I could go on, but I have a homework assignment.


The long-awaited bench press contest between THE JESTER, hereinafter referred to as THE EXALTED DEFENDER OF OLD GUYS, and his 18-year-old grandson, hereinafter referred to as “The Kid” took place on Dec. 28. (THE JESTER is the handsome one in the pictures.) The winner was to be determined by the number of reps at half body weight in one minute. Seems simple enough. But much to the disappointment of the crowd, the contest ended in a technical draw because the timekeeper, Mrs. Jester, gave the The Kid a false start, and he had to start over. To be clear, THE JESTER did not ask Mrs. Jester to cheat for him. He is quite capable of doing that on his own, thank you.

THE EXALTED DEFENDER OF OLD GUYS pumped out 40 clean reps while The Kid was able to push out only 37 on his second try and he was shaking so much it looked like someone put a 120 V electrical cord up his butt. To be fair, which is really difficult, he probably could have pushed out 43-45 reps if Mrs. Jester hadn’t given him a false start. But on the other hand, because scientists always have other hands, THE JESTER had been pushing out 42-43 reps in training but missed his target body weight due to Xmas party bloat and had to add an extra 5 pounds to his bench press.

The Kid “had” to go back to North Carolina to see his girlfriend. So, the rematch will have to wait. Unless The Kid wants to retire while he is ahead


In recounting his hideous attack at the “Nerd Out” bar, The Jester incorrectly identified the green hero who saved him from the alien insectoid stuck to his face. The post incorrectly identified the hero as the Jolly Green Giant. Actually, it was Shrek.
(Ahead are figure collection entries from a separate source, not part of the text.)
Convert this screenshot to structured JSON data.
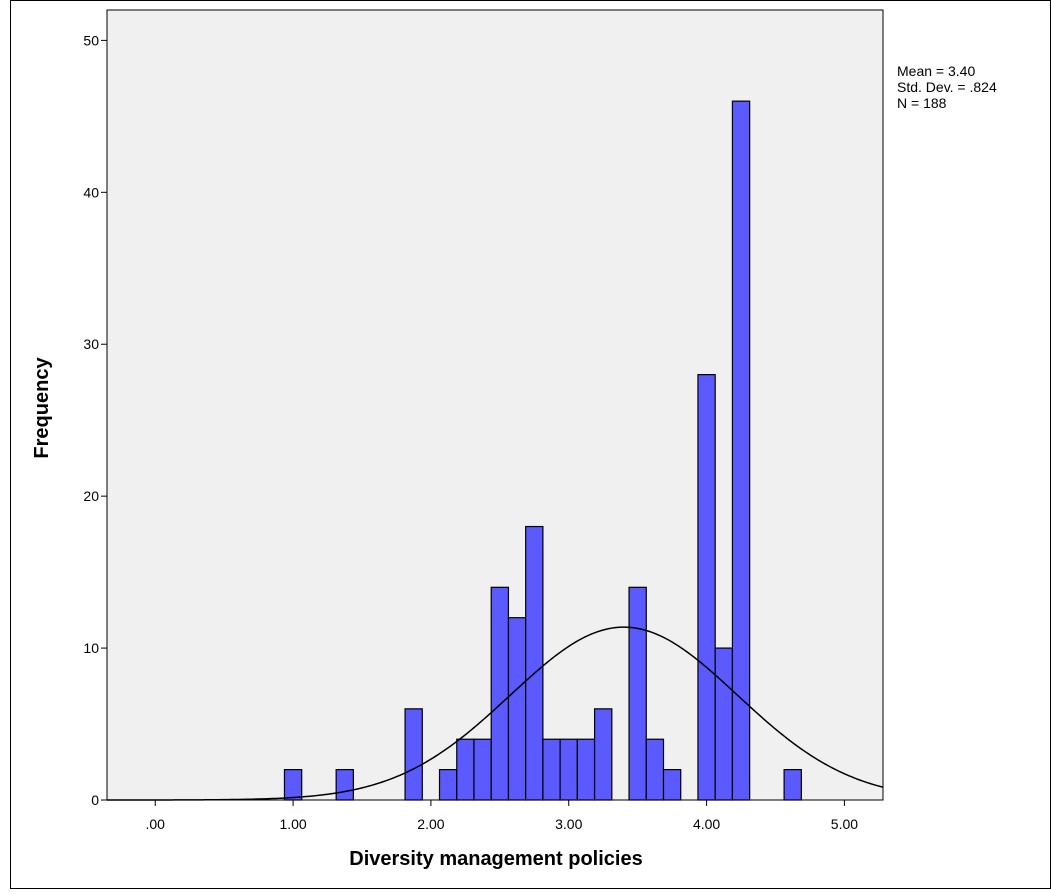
{
  "chart_data": {
    "type": "bar",
    "subtype": "histogram",
    "xlabel": "Diversity management policies",
    "ylabel": "Frequency",
    "xlim": [
      -0.35,
      5.28
    ],
    "ylim": [
      0,
      52
    ],
    "xticks": [
      {
        "value": 0,
        "label": ".00"
      },
      {
        "value": 1,
        "label": "1.00"
      },
      {
        "value": 2,
        "label": "2.00"
      },
      {
        "value": 3,
        "label": "3.00"
      },
      {
        "value": 4,
        "label": "4.00"
      },
      {
        "value": 5,
        "label": "5.00"
      }
    ],
    "yticks": [
      {
        "value": 0,
        "label": "0"
      },
      {
        "value": 10,
        "label": "10"
      },
      {
        "value": 20,
        "label": "20"
      },
      {
        "value": 30,
        "label": "30"
      },
      {
        "value": 40,
        "label": "40"
      },
      {
        "value": 50,
        "label": "50"
      }
    ],
    "bin_width": 0.125,
    "bins": [
      {
        "x0": 0.9375,
        "count": 2
      },
      {
        "x0": 1.3125,
        "count": 2
      },
      {
        "x0": 1.8125,
        "count": 6
      },
      {
        "x0": 2.0625,
        "count": 2
      },
      {
        "x0": 2.1875,
        "count": 4
      },
      {
        "x0": 2.3125,
        "count": 4
      },
      {
        "x0": 2.4375,
        "count": 14
      },
      {
        "x0": 2.5625,
        "count": 12
      },
      {
        "x0": 2.6875,
        "count": 18
      },
      {
        "x0": 2.8125,
        "count": 4
      },
      {
        "x0": 2.9375,
        "count": 4
      },
      {
        "x0": 3.0625,
        "count": 4
      },
      {
        "x0": 3.1875,
        "count": 6
      },
      {
        "x0": 3.4375,
        "count": 14
      },
      {
        "x0": 3.5625,
        "count": 4
      },
      {
        "x0": 3.6875,
        "count": 2
      },
      {
        "x0": 3.9375,
        "count": 28
      },
      {
        "x0": 4.0625,
        "count": 10
      },
      {
        "x0": 4.1875,
        "count": 46
      },
      {
        "x0": 4.5625,
        "count": 2
      }
    ],
    "normal_curve": {
      "mean": 3.4,
      "sd": 0.824,
      "n": 188
    },
    "stats_lines": [
      "Mean = 3.40",
      "Std. Dev. = .824",
      "N = 188"
    ],
    "colors": {
      "bar_fill": "#5a5aff",
      "bar_stroke": "#000000",
      "plot_background": "#f0f0f0",
      "curve": "#000000"
    },
    "grid": false,
    "legend": "none"
  }
}
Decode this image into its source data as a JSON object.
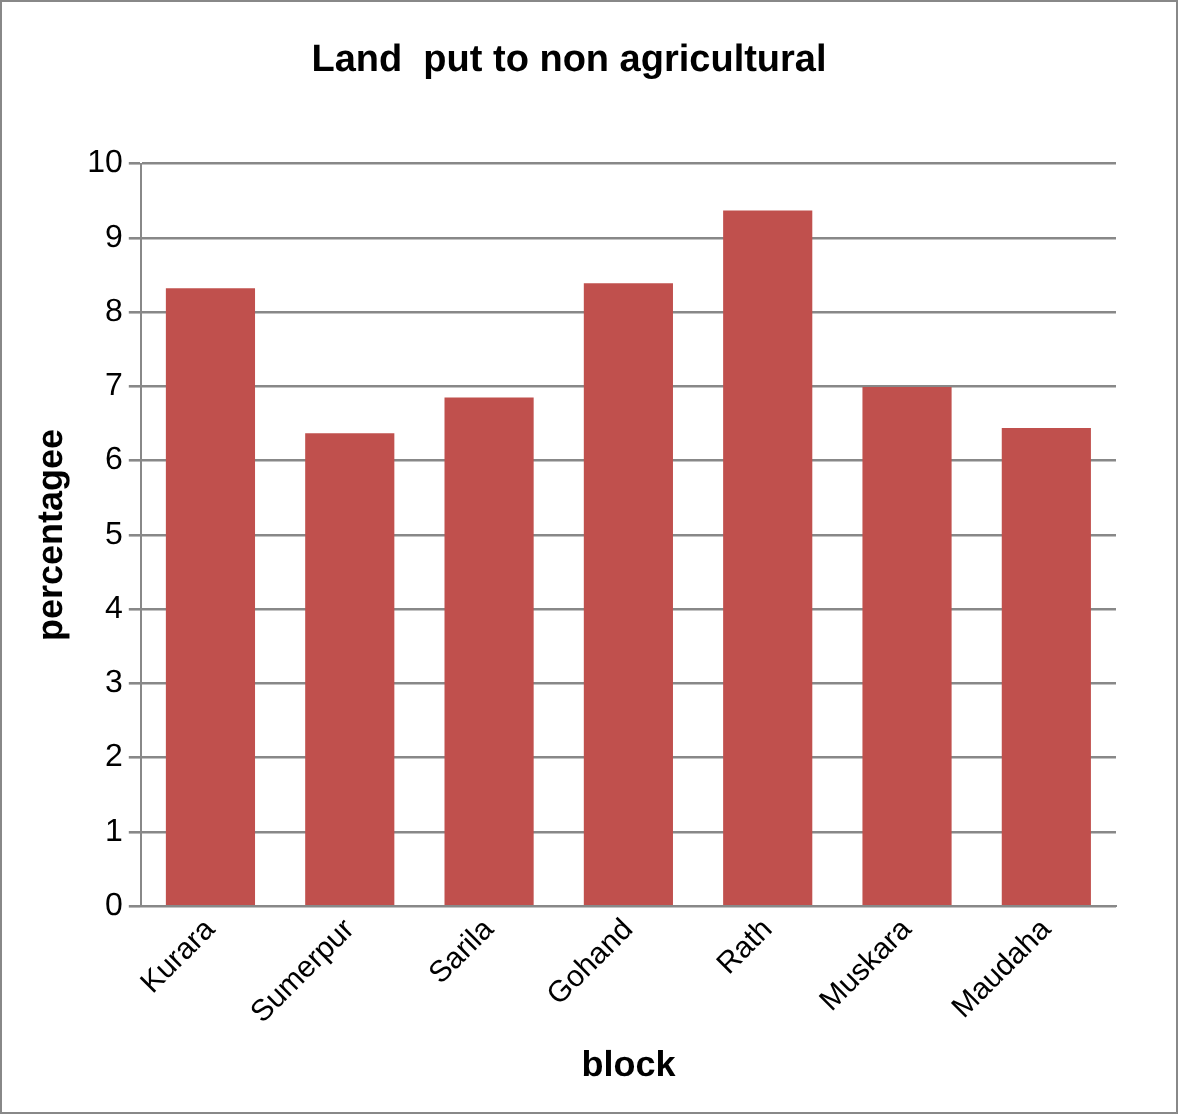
{
  "chart_data": {
    "type": "bar",
    "title": "Land  put to non agricultural",
    "xlabel": "block",
    "ylabel": "percentagee",
    "categories": [
      "Kurara",
      "Sumerpur",
      "Sarila",
      "Gohand",
      "Rath",
      "Muskara",
      "Maudaha"
    ],
    "values": [
      8.32,
      6.37,
      6.85,
      8.39,
      9.37,
      6.99,
      6.44
    ],
    "color": "#c0504d",
    "ylim": [
      0,
      10
    ],
    "yticks": [
      0,
      1,
      2,
      3,
      4,
      5,
      6,
      7,
      8,
      9,
      10
    ],
    "grid": "y",
    "legend": false
  }
}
In his defense, The Jester was thrown by the bowl of peas on the bar. But hey, they were Mexican jumping peas who caught him by surprise.

The Jester regrets having to make a correction and that the two green lugs are pissed at him.

Just Another Night Out in Portland [Portland Weird]

In their contribution to keeping Portland weird, The Jester and Mrs. Jester sauntered up to the “The Nerd Out” to have a night cap or three of imported black vodka and pink Tennessee whiskey. With a back of organic, fair trade green peas from the Very, Very Happy Valley. This being Portland and all. 

The Jester was minding his peas and queues, reading the comics laminated into the counter top and talking to Mrs. Jester about the relative merits of Raid vs. other bug poisons. (Being exceptionally smart, The Jester often multitasks. Or just pretends to listen to Mrs. Jester while doing something else. But since he was talking, The Jester was listening intently.) Then suddenly out of nowhere – well, actually to the bar stool to the right – this vermin from hell attacks. Attacked maliciously. And painfully. Being Portland, The Jester tried to dialogue with the unruly insectoid while trying to shove it off on another patron. But to no avail.

Fortunately, The Jester’s good buddy, The Jolly Green Giant, was sitting on a nearby table. You might ask,“Why was he sitting on a table?”. But if you were paying attention, you’d remember that he’s a giant – ergo he’s too big to sit in a chair. You really need to pay attention.

Jolly, as his friends call him or Mr. Giant to you, came to The Jester’s rescue. After yanking the blood sucker off The Jester’s face, Jolly proceeded to beat the snot out of the attacker. Assuming insects have snot. He led with a leg kick followed by a nasty right elbow to the mandibles. Then in a rarely seen move, Jolly took the reeling arachnid down with a six-leg takedown and finalized the deal with cuticle breaking ground and pound. Jolly has definitely picked up some moves watching the UFC.

After 86ing the offending arachnid, Jolly, Mrs. Jester, and The Jester sat down to another round of shots and peas. Just another night, this being Portland and all.